INTERVIEWS, REVIEWS & RELATED ARTICLES
New Zealand Herald JANUARY 12, 2017 - by Karl Puschmann
BRIAN ENO: REFLECTION
The title alone is classic Eno. It's deceptively simple, yet open to many different interpretations. Like all the best art its deeper meaning is thoroughly dependent on how you choose to approach and understand it.
Is Eno suggesting the album is a reflection of himself? Or, alternatively, the listener? Is it music to reflect on? Or, perhaps, in?
The title is as oblique as one of his famed strategies. The perfect marriage of Eno's thoughtful art-school approach and more calculated academic brilliance. The question, as it so often is with Eno, has to be what does he mean?

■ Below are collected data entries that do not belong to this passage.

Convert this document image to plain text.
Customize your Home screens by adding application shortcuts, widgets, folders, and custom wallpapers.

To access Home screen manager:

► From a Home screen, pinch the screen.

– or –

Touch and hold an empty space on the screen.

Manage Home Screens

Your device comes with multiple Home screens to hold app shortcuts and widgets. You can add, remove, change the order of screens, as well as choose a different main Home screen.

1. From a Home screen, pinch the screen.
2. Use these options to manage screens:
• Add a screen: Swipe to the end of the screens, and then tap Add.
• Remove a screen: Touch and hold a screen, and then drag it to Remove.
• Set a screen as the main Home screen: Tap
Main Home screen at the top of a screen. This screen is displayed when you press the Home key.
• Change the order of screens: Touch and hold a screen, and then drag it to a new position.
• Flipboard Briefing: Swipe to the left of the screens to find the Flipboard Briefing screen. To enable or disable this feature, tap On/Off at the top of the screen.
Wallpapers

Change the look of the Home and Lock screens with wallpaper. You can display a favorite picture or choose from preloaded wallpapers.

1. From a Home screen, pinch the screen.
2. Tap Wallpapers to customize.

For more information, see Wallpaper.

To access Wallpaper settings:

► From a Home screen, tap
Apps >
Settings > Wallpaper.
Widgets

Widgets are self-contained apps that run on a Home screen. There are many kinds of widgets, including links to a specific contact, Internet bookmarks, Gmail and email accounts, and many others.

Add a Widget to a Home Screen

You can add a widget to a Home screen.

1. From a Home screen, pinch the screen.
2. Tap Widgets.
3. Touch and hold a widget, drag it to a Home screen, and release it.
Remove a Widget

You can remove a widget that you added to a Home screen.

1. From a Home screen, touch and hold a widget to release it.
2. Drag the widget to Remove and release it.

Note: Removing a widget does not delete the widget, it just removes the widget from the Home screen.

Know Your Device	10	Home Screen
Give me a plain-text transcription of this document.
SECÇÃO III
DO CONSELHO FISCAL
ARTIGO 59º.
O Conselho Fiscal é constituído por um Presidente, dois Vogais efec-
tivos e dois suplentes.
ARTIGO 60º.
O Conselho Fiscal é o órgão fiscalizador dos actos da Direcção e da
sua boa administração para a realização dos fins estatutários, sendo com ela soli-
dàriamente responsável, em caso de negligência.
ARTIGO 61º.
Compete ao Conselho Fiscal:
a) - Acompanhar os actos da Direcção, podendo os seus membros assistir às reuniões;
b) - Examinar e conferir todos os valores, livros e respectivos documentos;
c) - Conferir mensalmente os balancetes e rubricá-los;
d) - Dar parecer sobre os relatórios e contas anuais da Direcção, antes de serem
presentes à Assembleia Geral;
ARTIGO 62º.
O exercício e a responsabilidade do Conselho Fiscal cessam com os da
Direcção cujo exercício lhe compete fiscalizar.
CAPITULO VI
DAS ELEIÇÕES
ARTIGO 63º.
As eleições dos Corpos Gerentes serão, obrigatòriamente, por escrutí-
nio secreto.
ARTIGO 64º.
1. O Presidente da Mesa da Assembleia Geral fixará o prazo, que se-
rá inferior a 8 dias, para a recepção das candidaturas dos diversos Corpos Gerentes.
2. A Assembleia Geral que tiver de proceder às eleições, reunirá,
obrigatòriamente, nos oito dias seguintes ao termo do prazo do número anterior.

Thankfully, if you're looking to decode the inscrutability of Reflection Eno gives you plenty of time, space and chill vibes to mull it all over. The album sees him returning to the ambient genre he pretty much invented.
This fifty-four-minute album consists of one track that's also titled Reflection, reflecting the album's name.
Despite running nearly an hour it's infinitely fascinating and much more interesting than you might think. The music slowly evolves in ebbs and flows, builds incrementally - almost unnoticeably - to climactic pinnacles of various moods and timbres before slowly stretching back out to infinity and being enveloped by its own decay, only to be replaced with softly swelling orbs of pure sound.
Eno has the ability to coax warm, calming tones out of his synthesizers and computers that no one else can really get close to. Long time listeners will recognise that soothing rush of tranquility that certain sounds of his generate in your brain.
Of course, and this may surprise people unfamiliar with ambient, it's not all hippy-dippy bullshit. Eno's always explored unease (see 1982's Ambient 4: On Land which gets agitatingly ominous at points), and Reflection is no different.
Here he masterfully shifts gears on you, the atmosphere changing without notice, as a vaguely sinister and unsettling sense of unease washes over you before it too is washed away under the returning calm.
Eno, of course, is the master of this stuff. As the title suggests, the music here reflects what you project onto it. It blends seamlessly into the background if you're busy but also proves to be a rewarding and compelling listen when given your full attention.